# Favorite Turkey locator call?



## suave300 (Sep 11, 2007)

Hey guys, I was just wondering what Turkey locator call you have used that has been the most successful for you here in Utah?


----------



## manysteps (Sep 28, 2009)

"HEY TURKEY!"

(kidding, but I think it's funny)


----------



## 2full (Apr 8, 2010)

Slate call, and practice, practice, practice.
Had the early hunt this year for the first time in a few years, and
had a bunch answer my slate call. had alot of fun.


----------



## xxxxxxBirdDogger (Mar 7, 2008)

Honestly, my best locator in the years I've hunted has been my eyes and binoculars. I have had turkeys respond to all sorts of calls. I got a single gobble from a crow call this year. I have had turkeys on fire in response to a box call and a diaphragm. This year I called in a bird with a slate call. The main thing is to keep your presentation subtle. Don't go blowing a horn all over the mountain as loud as you can. Animals don't do that. They usually try to stay as quiet as possible, but make small noises to communicate. That's how you should approach the game as a hunter: Quietly.


----------



## suave300 (Sep 11, 2007)

Thanks guys. I guess I should have been a little bit more specific. I know doing a hen call can get them to answer. But I was wondering about calls that are other animals. I have never tried an owl or crow call before to locate the birds. Has anyone had success with them? And if so, which ones?


----------



## BPturkeys (Sep 13, 2007)

Simply put, there is NO one call that is going to work best every time. The thing to remember is that turkeys respond for two reasons 1) shock from a loud noise...anything from a loud coyote call to the sound of you closing the action on your shotgun to yes, even a loud fart! Trouble is, you never know what they'll sound off to. I've had pretty good luck with crow calls and loud predator call. 2) Responding to other turkeys...yelps, clucks, purrs, etc can make a turkey respond. Best is a really loud yelper(if you are trying to shock them into responding) but normally a few normal clucks can get a response up to a 1/4 mile away. I never just start with a shock approach, start with the quiet sounds first, hot birds (the ones that actually will come in) respond well. Save your shock type calling for locating birds in a large area, not birds that you specifically want to hunt. Good luck.


----------



## xxxxxxBirdDogger (Mar 7, 2008)

> Save your shock type calling for locating birds in a large area, not birds that you specifically want to hunt.

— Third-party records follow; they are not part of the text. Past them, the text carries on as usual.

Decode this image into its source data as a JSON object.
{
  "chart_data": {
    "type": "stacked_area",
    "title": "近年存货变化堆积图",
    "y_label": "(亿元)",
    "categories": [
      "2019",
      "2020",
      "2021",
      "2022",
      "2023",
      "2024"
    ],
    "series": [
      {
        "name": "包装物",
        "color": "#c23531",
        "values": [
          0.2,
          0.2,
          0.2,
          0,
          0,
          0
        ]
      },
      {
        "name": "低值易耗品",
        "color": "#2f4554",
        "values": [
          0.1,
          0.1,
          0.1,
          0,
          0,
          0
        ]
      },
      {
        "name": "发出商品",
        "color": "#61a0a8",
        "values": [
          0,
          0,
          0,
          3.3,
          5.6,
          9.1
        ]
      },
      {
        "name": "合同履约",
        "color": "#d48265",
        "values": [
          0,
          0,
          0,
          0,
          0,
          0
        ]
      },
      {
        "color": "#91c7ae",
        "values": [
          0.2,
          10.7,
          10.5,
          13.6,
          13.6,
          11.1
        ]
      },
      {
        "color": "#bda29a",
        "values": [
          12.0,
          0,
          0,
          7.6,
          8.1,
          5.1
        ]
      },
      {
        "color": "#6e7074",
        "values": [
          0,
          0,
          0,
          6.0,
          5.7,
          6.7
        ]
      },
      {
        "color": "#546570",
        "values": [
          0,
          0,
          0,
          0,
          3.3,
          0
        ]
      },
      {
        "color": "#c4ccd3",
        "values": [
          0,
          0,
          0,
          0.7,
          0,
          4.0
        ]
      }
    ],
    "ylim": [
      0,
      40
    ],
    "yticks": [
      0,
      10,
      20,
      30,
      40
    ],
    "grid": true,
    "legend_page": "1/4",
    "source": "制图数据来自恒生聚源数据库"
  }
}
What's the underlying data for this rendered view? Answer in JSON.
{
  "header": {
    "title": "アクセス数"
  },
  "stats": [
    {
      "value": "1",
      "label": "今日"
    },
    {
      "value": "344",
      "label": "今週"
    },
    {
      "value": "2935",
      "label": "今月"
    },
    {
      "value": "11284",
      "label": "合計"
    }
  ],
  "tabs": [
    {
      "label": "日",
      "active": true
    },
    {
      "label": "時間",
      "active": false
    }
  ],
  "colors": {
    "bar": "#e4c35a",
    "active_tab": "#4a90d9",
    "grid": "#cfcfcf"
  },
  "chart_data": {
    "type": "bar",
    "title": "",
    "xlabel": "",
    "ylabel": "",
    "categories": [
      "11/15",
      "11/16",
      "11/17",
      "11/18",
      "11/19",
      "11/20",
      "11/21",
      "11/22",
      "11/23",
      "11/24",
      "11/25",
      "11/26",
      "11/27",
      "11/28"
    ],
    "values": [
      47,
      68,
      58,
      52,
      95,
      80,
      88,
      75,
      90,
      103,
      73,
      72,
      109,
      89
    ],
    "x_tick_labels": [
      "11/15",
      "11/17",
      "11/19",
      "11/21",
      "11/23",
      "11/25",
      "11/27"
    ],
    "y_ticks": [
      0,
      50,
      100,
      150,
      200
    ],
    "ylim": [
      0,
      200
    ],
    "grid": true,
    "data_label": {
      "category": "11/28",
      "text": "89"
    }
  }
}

I completely agree with this sentence. There is no need to go around crowing and hooting if you know there are turkeys in the area. That said, the call I got a response from this year was a Primos Old Crow call.


----------



## proutdoors (Sep 24, 2007)

Honk the horn on your auto, works more often than anything else................otherwise just stick with turkey noises. I expect pix of your successful hunt!


----------



## TEX-O-BOB (Sep 12, 2007)

Three calls that have worked wonders for me. Coyote howler, duck call, and goose call.


----------



## suave300 (Sep 11, 2007)

Thanks fella's! I appreciate it. I'll put some pics up WHEN I get him!


----------



## birdman (Nov 21, 2007)

I take a little different approach to using locator calls than what some of the others have said. I use them a lot. I would agree with starting a bit on the quiet side, especially with crow calls during daylight hours. No need to blow them off the side of the mountain if they are close. I like to use locator calls rather than turkey sounds for location purposes as you have not given your location away by using them. Once you use turkey calls, they have you pinpointed and movement becomes a bit sketchy. I have killed plenty of turkeys by using the locator to close distance and get setup in a good location before going to turkey sounds. In times of desperation though, I do go to loud yelping and cutting. Sometimes you will get burned on this approach as they will respond with the shock quality gobbling but are otherwise unresponsive to turkey calls once you have gotten set up. Typically, this happens when they are with hens. They might gobble going away as they are following hens that move away at yelping. Oh well. 
I generally use the typical locators such as owl, coyote, and crow. Have also used hawk and goose calls. Owl and coyote only in the early hours when locating from a distance and in the evening when roosting birds. I never use the coyote call once they are off the roost.
Do yourself a favor and invest in some high quality custom calls rather than the store bought plastic stuff. You will be surprised at the difference in success. Until I bought a custom owl call I had never had a single response to the piece of junk plastic owl call I used before. As always, be flexible and versatile to improve your results. I use a couple of unconventional ways of blowing the crow call that improve my success when the standard approach doesn't seem to be working.


----------